While most of the poem’s language and imagery are straightforward and factual, a few dramatic moments are enough to reveal the speaker’s respect, even awe, for the world of the mountains he inhabits. Tom Hornbein, we’re told, swallows his toothpaste, then in the next stanza, we learn in the same matter of fact way, that “the bears dance on the beach at midnight.” We learn wool mittens are best for making igloos, and in the next stanza, a student is carried away by the river and drowns.

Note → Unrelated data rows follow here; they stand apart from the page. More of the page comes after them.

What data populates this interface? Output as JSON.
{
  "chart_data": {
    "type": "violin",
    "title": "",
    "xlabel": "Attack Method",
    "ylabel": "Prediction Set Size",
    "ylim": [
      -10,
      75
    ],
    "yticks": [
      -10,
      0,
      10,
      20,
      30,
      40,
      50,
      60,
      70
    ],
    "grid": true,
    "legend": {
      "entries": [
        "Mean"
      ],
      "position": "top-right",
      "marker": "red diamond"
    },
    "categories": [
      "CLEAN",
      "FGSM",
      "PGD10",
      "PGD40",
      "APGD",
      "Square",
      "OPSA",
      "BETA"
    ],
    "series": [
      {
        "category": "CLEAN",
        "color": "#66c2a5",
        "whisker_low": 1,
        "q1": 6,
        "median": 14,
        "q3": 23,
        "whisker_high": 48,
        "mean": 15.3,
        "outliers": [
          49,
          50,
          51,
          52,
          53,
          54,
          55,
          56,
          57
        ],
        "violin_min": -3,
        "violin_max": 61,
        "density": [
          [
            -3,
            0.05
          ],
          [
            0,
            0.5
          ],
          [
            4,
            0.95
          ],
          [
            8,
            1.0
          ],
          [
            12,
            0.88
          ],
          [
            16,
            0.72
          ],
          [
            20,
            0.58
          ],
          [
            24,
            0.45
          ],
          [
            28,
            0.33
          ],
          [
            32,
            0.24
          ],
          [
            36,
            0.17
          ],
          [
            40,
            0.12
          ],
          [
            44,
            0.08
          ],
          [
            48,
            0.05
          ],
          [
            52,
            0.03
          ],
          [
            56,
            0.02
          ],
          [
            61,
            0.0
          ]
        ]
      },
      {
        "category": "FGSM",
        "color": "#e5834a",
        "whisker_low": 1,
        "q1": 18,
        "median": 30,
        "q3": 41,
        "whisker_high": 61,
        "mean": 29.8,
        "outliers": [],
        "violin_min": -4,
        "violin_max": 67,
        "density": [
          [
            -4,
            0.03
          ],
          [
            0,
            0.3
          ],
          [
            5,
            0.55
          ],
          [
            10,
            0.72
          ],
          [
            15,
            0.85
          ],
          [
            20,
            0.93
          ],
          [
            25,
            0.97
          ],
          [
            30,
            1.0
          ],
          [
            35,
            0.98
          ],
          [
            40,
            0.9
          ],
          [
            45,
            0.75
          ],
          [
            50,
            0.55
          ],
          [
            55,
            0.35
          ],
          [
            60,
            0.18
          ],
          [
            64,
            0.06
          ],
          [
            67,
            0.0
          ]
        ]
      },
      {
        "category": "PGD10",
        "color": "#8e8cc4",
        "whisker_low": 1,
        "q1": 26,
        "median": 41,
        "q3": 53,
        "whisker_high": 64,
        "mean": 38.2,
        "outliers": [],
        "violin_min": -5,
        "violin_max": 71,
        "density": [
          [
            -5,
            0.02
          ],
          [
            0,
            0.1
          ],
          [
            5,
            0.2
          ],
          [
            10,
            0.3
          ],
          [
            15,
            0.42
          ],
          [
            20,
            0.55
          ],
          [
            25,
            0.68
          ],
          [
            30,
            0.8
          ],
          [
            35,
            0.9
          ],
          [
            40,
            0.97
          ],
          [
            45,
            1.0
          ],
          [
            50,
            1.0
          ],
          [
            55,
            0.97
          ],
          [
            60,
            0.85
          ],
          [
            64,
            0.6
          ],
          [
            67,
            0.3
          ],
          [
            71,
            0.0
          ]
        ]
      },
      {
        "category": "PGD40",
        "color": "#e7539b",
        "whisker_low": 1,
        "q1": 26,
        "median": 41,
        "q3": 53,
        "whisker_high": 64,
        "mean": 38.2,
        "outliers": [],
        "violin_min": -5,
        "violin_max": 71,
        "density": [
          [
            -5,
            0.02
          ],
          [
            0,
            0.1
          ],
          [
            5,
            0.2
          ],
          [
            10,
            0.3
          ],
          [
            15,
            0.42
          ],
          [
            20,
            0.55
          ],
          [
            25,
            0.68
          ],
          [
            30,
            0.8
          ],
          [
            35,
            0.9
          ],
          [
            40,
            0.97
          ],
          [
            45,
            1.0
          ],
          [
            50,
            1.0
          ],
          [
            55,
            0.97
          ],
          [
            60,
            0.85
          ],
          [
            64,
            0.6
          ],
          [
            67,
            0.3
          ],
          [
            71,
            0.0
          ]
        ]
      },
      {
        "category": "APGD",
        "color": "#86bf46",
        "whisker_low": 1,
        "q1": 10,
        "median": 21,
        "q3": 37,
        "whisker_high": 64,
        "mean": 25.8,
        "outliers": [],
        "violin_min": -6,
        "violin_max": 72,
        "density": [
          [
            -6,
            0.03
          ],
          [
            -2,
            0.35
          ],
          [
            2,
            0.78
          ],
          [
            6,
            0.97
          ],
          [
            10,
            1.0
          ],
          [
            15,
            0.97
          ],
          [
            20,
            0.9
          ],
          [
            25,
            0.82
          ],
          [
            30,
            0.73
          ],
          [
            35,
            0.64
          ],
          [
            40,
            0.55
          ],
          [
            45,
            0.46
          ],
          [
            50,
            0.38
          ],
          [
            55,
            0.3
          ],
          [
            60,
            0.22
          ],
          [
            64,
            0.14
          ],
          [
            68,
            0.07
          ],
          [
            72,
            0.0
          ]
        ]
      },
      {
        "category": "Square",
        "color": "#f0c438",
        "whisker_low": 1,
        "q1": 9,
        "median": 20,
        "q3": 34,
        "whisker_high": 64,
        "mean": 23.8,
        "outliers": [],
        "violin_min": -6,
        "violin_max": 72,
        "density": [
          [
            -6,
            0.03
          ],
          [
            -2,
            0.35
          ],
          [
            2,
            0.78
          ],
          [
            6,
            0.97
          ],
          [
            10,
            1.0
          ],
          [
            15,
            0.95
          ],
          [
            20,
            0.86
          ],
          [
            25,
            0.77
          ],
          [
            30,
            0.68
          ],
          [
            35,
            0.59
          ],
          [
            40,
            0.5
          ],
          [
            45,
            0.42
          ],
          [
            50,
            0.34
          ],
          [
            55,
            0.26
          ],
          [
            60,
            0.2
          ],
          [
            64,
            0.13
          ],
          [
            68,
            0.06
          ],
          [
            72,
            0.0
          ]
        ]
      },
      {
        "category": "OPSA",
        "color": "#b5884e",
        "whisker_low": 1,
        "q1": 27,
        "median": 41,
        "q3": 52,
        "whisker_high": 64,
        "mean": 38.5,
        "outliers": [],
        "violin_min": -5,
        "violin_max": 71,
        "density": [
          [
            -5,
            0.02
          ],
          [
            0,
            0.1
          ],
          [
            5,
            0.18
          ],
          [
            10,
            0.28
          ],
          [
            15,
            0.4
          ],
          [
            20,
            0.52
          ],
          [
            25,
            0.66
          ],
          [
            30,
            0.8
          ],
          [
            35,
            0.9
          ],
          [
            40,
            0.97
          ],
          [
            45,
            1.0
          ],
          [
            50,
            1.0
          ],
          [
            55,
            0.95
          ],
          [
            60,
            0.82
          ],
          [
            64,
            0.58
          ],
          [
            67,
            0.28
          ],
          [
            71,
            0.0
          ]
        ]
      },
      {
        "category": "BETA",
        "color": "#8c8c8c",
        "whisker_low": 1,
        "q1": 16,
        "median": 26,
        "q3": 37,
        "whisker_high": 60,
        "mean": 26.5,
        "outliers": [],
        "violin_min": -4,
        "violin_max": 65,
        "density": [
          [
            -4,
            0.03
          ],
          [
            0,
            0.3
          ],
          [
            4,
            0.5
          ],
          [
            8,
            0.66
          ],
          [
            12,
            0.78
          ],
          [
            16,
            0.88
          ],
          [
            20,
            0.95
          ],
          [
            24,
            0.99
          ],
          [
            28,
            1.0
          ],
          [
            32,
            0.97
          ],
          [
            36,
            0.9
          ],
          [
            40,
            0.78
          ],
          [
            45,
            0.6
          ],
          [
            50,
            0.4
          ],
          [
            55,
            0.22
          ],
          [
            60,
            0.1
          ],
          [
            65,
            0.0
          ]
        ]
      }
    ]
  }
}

This effortless back and forth between the dull and the dramatic reveals a speaker fearlessly, unblinkingly in touch with the world, both its pettiness and its wonder, without need for commentary or judgement.

Finally, in the last stanza, the speaker reveals his heart more explicitly, albeit indirectly, without an “I” – “On the Northwest Face of Half Dome, at dawn, it is easy to start weeping aloud when you leave your hammock to lead the first pitch of the day.” On the one hand, the emotion comes as a bit of a surprise; in fact, the poem has been preparing us for it, slowly and skillfully, all along. I love this poem.